The duration of effects in Action is often "until the end of the scene". This is not strictly defined. Any consecutive sequence of rounds is definitely the same scene, and a series of short action sequences together can still be a single scene. A scene is generally between 5 and 15 minutes of time, but can be up to a day. Sometimes, the GM can be more liberal with certain powers who are fundamental for the action; heroes protected by fire resistance while exploring a volcano should not have the duration run out just because the scene ended unless there is a dramatic reason to do so.
In most cases, when the players stop to do out-of combat limit breaks or to recover lost Hits, there is a change of scene. The same is true when there is a change of scenery and staging.
A session refers to a single continuous bout of gaming in the real world. It is generally one evening's worth. In the plot, a session is generally equivalent to a single episode in a TV series. After a session, player characters recover all lost Hits and Fortune points. Certain other effects can last for the duration of a session, or be restricted to one use per session.
A story is one continuous plot with little time for the heroes to recover and restock. Most stories can be played out in a single session, but some episodes are longer and more demanding. This is similar to a multi-episode ("to be continued") in a TV series. A movie is generally a three to six episode story. A few powers recharge based on stories rather than episodes, particularly Items.

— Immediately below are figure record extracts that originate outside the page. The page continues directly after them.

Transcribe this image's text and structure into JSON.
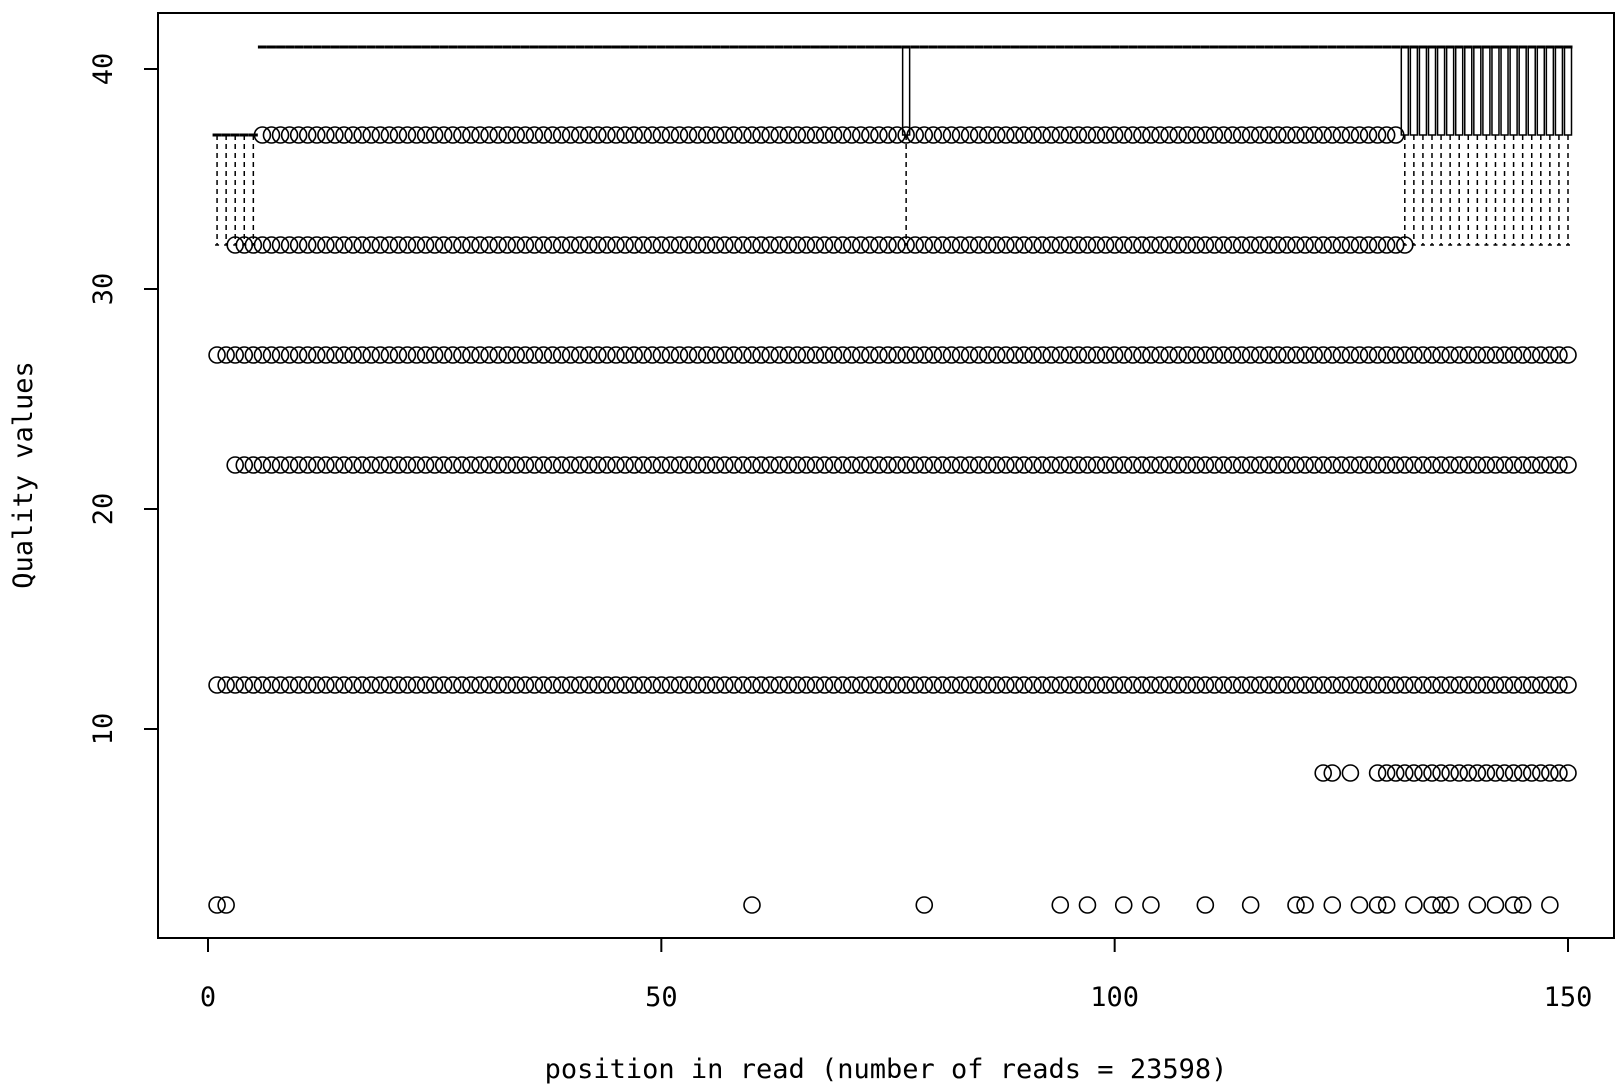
{
  "chart_data": {
    "type": "boxplot",
    "title": "",
    "xlabel": "position in read (number of reads = 23598)",
    "ylabel": "Quality values",
    "xlim": [
      -10,
      155
    ],
    "ylim": [
      1,
      42
    ],
    "x_ticks": [
      0,
      50,
      100,
      150
    ],
    "y_ticks": [
      10,
      20,
      30,
      40
    ],
    "positions": [
      1,
      150
    ],
    "box_groups": [
      {
        "from": 1,
        "to": 5,
        "q1": 37,
        "median": 37,
        "q3": 37,
        "upper_whisker": 37,
        "lower_whisker": 32
      },
      {
        "from": 6,
        "to": 76,
        "q1": 41,
        "median": 41,
        "q3": 41,
        "upper_whisker": 41,
        "lower_whisker": 41
      },
      {
        "from": 77,
        "to": 77,
        "q1": 37,
        "median": 41,
        "q3": 41,
        "upper_whisker": 41,
        "lower_whisker": 32
      },
      {
        "from": 78,
        "to": 131,
        "q1": 41,
        "median": 41,
        "q3": 41,
        "upper_whisker": 41,
        "lower_whisker": 41
      },
      {
        "from": 132,
        "to": 150,
        "q1": 37,
        "median": 41,
        "q3": 41,
        "upper_whisker": 41,
        "lower_whisker": 32
      }
    ],
    "outlier_rows": [
      {
        "y": 37,
        "from": 6,
        "to": 131
      },
      {
        "y": 32,
        "from": 3,
        "to": 132
      },
      {
        "y": 27,
        "from": 1,
        "to": 150
      },
      {
        "y": 22,
        "from": 3,
        "to": 150
      },
      {
        "y": 12,
        "from": 1,
        "to": 150
      }
    ],
    "outlier_points": [
      {
        "y": 8,
        "x": [
          123,
          124,
          126,
          129,
          130,
          131,
          132,
          133,
          134,
          135,
          136,
          137,
          138,
          139,
          140,
          141,
          142,
          143,
          144,
          145,
          146,
          147,
          148,
          149,
          150
        ]
      },
      {
        "y": 2,
        "x": [
          1,
          2,
          60,
          79,
          94,
          97,
          101,
          104,
          110,
          115,
          120,
          121,
          124,
          127,
          129,
          130,
          133,
          135,
          136,
          137,
          140,
          142,
          144,
          145,
          148
        ]
      }
    ]
  }
}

An interconnected series of stories with a continuous and setting and cast of characters. This is related to the real-world situation of your group of players, a season is a year, semester, summer camp, or other period when a game can be held repeatedly with the same group of players. Sometimes, seasons have an over-reaching plot, sometimes they don't. A season often gives enough experience points to advance their maximum skill value.
A campaign is one or more seasons that have some connection, with most of the main characters continuing from one season to the next. There might be some continuity of plot too, but that is not required.